県内の主要工場として繊維工業17、金属工業7、肥料工業7、ビニール工業5、化学工業3、紙及びパルプ工業6、特殊工業7の計48工場(一部重複あり)の位置が地図上に記されている。工場数でみても、当時のメインは繊維工業であった。
(上)富山港付近工場地帯
(下)伏木港付近工場地帯
高岡産業博覧会は高岡古城公園を会場に1951年4月5日〜5月25日まで50日間にわたって開かれた。30余の展示館では、県産業の基盤である電気・電力に関する展示を中心に、テレビをはじめとする最新の技術や製品、農業機械などが紹介された。桜の時期と重なり、さまざまな演劇・演芸が催されたこともあって、押すな押すなの盛況だったという。

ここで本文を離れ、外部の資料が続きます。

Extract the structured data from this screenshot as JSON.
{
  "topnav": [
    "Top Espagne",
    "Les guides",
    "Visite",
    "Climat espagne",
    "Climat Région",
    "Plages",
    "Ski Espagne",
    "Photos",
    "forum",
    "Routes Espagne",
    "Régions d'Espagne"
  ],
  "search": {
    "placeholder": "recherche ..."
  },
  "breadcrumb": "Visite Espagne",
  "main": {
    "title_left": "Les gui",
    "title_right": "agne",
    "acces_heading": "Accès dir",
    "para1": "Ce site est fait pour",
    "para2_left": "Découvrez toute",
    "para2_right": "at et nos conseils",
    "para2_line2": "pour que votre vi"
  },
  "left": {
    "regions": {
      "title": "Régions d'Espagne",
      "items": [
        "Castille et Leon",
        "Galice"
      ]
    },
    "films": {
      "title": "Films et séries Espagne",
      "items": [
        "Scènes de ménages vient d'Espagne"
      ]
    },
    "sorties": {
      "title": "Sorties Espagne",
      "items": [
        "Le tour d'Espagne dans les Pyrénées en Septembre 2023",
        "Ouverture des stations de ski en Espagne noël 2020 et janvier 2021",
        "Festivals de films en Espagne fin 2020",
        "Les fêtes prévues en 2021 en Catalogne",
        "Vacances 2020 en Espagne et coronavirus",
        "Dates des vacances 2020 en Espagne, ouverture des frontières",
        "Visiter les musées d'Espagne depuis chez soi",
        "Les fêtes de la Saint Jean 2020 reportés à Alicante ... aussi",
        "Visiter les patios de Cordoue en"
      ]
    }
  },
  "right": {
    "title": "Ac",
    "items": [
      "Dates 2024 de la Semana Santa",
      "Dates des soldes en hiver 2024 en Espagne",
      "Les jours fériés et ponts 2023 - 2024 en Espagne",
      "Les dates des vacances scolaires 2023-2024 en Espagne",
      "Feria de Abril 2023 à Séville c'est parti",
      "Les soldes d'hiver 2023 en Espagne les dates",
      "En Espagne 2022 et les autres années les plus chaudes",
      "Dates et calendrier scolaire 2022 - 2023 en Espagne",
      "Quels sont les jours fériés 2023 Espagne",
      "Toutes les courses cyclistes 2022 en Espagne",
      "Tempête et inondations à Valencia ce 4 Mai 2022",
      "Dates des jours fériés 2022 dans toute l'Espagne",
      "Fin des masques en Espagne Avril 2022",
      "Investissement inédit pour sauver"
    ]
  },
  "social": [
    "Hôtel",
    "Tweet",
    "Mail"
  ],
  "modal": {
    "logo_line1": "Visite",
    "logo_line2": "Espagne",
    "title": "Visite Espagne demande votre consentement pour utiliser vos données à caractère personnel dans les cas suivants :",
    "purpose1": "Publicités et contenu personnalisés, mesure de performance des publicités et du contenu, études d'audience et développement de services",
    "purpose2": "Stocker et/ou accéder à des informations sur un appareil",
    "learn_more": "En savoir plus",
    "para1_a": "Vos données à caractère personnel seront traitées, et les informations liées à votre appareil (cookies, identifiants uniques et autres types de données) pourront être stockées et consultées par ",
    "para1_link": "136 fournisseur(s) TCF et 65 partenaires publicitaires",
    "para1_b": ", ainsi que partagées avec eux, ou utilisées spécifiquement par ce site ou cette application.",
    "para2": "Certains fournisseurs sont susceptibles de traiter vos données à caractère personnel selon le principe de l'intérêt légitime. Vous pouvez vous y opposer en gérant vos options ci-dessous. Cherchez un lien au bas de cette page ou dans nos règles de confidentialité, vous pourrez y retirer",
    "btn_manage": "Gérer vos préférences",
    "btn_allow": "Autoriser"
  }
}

富山産業大博覧会は1954年4月11日から6月4日まで約2カ月間にわたり富山城址公園と魚津水族館を会場として開催された。空襲で壊滅に近い大惨禍をうけた富山市は戦前を凌駕する復興ぶりで、この博覧会にあわせて富山市庁舎や富山市公会堂が新築されるなど、面目を一新した。「実業之富山」特集号では県内産業の概況と各社の現況を詳細に伝えた。
上から順に、呉羽紡績庄川工場、倉敷レイヨン富山工場、北陸電力神通第二発電所、日本高周波富山工場、日産化学工業富山工場。
注目すべき県産品として、YKKファスナー、高岡の捺染、富山のくすり、高岡銅器、プラスチック製品、医薬品容器を紹介している。
産業別に富山県と近県の生産量をグラフで表し、当時の富山の位置付けをわかりやすく示している。